The academic symposium WikiSym was scheduled before the community meeting Wikimania. One notable part of WikiSym that I like is the Open-space meetings, which is sort of a “structured coffee break” and citing Wikipedia it is where “individuals participate without prior groupings or agendas, and that they accept the agendas and groupings that arise from the meeting process, with only minimal restrictions on scope.” The Open Spaces I participated in were about “wiki and programming” as well as two meetings on data and structured data in wikis. The latter topic being a continous challenge in wiki-research. There are a few notes for the wiki and programming session on a page on the WikiSym wiki. The issues were larger than I initially thought. Other wiki engines than MediaWiki already have programming capabilities, but “programming and wikis” is a topic that still could need some more research and development.

Among other WikiSym presentations I heard Andrew West‘s demonstration of his STiki multilingual anti-vandalism system, that acts as a supplement to bots such as ClueBot. The system is a client server model where machine learning is used to find patterns in vandalism edits with automated labels from rollbacks and the predications are based on revision metadata. Wikipedians can download an associated Java client and go on to fight vandalims.

Another presentation was from Daniel Kinzler about his WikiPics a crosslingual image search engine. The Woogle4MediaWiki presentation showed an extension to MediaWiki that would combine search results with wiki pages. Another demo showed GravPad ??? a realtime collaborative editor.

I had a poster about a fielded wiki, a sort of online spreadsheet with revision control that combine wiki-style easy entry with numerical computation and visualization, and which I apply in personality genetics. The PDF of the poster is available.

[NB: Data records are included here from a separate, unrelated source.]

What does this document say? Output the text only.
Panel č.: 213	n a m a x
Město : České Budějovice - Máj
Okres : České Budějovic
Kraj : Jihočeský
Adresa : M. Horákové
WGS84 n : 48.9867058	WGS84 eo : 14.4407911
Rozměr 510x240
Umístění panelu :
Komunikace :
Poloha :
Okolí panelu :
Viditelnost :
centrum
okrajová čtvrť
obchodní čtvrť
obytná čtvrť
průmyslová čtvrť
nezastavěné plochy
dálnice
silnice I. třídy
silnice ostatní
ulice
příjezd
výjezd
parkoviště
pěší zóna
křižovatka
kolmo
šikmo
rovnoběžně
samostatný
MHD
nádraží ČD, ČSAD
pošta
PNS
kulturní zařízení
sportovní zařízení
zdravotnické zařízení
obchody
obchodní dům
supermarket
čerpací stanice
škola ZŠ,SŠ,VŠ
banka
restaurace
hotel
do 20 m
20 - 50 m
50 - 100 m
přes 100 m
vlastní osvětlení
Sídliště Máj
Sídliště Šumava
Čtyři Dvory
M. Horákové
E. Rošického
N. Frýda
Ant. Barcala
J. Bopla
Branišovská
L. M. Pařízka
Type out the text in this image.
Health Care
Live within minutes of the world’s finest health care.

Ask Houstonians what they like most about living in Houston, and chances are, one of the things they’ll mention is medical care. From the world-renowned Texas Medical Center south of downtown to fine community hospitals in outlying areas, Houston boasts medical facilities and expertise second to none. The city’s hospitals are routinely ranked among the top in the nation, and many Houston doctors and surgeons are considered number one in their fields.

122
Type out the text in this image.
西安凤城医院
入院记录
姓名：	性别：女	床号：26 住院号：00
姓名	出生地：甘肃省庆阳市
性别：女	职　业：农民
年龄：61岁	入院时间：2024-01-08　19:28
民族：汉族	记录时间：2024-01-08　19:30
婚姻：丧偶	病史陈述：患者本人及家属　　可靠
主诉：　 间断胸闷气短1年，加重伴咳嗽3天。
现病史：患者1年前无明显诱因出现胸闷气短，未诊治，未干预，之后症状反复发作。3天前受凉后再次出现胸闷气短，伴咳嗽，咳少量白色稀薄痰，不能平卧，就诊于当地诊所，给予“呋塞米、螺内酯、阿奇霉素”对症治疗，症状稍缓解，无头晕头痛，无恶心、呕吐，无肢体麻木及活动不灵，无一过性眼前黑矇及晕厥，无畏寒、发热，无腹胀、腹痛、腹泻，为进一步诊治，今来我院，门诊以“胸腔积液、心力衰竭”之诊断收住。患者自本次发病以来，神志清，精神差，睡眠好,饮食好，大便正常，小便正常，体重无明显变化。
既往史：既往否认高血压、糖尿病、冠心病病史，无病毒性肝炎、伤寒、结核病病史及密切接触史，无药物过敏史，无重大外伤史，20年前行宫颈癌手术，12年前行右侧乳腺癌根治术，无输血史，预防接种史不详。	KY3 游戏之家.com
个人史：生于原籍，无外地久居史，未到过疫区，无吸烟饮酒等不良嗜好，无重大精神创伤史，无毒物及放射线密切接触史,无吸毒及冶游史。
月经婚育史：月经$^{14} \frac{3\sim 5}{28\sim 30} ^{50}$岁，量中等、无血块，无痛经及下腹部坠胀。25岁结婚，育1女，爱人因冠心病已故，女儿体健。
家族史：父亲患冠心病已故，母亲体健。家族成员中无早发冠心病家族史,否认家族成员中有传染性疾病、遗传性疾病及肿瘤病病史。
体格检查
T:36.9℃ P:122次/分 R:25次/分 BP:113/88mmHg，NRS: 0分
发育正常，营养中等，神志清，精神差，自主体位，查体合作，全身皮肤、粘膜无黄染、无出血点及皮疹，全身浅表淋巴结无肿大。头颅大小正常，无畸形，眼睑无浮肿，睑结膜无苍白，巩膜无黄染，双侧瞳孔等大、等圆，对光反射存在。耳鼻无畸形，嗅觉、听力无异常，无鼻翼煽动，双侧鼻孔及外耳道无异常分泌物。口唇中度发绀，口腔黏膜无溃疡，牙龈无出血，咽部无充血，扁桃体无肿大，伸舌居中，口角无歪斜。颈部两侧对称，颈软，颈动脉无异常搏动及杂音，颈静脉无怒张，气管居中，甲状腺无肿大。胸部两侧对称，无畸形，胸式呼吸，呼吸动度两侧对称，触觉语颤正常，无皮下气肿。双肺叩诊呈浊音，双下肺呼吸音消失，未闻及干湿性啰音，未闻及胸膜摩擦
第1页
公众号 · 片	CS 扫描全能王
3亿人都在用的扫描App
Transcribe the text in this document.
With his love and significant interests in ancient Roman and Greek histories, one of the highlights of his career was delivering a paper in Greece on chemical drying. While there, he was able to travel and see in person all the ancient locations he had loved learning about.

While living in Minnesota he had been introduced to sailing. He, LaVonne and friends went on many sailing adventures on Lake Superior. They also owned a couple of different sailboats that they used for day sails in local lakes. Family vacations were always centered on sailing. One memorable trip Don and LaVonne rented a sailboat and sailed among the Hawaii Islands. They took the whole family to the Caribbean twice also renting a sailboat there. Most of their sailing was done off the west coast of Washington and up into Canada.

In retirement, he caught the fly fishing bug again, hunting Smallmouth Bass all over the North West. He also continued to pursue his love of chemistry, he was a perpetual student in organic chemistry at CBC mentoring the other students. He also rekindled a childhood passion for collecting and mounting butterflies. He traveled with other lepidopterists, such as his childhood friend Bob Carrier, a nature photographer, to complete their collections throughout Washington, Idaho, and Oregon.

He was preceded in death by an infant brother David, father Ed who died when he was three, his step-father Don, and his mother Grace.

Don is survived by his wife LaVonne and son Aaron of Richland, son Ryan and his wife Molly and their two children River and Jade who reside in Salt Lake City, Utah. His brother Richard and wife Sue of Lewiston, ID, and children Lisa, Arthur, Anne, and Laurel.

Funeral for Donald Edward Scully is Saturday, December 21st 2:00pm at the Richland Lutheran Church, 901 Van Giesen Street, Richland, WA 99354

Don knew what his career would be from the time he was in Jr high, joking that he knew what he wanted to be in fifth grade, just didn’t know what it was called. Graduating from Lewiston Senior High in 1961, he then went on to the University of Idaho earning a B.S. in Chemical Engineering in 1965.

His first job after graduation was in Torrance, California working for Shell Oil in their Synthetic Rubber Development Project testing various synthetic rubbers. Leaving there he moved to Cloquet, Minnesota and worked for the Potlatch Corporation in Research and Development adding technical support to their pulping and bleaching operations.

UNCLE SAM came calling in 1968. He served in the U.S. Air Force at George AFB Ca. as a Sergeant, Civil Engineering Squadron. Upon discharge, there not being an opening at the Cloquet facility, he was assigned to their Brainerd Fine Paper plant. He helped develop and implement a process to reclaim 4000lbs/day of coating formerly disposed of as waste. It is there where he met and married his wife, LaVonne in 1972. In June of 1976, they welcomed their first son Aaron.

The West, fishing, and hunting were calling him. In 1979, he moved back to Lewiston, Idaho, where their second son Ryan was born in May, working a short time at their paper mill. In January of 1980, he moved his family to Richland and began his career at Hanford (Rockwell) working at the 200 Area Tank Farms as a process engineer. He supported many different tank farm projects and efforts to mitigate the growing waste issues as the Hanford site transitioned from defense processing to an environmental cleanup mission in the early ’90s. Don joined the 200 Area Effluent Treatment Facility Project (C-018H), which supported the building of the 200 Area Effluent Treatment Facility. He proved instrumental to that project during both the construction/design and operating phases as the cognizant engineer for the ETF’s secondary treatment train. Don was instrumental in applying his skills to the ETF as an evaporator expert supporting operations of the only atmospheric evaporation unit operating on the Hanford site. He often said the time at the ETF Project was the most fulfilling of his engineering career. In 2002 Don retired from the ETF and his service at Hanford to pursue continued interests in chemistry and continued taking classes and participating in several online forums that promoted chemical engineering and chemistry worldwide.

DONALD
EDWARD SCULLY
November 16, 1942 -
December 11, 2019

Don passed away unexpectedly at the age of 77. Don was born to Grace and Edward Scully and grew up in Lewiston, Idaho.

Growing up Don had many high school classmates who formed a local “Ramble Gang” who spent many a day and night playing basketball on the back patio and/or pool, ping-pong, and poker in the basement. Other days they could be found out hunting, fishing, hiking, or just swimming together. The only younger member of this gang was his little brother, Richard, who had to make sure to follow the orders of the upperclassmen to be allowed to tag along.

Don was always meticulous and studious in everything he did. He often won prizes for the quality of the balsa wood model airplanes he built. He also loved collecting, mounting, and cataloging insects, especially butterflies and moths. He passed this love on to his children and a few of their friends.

The third day of WikiSym was overlapping with Wikimania, which I think diluted WikiSym somewhat. I skipped WikiSym class and joined Wikimania for most of the day like quite a number of other WikiSym participants. The only thing I heard that day at WikiSym was Andrew Lih‘s keynote on Wikipedia. One thing I remember from the talk was the statistics on how many people press save after they have pressed the edit button on a wiki page. The ratio is quite low, and the explanation is that potential editors get scared away by the nerdish wiki markup. Wikia with WYSIWYG editor gets a better ratio (if I remember Andrew’s statistics correctly).

WikiSym is supposed to be about wikis in general (the WikiSym Web site runs with the Tiki Wiki engine). WikiSym 2010 had a quite strong focus on the MediaWiki engine and Wikipedia, ??? for good and for worse.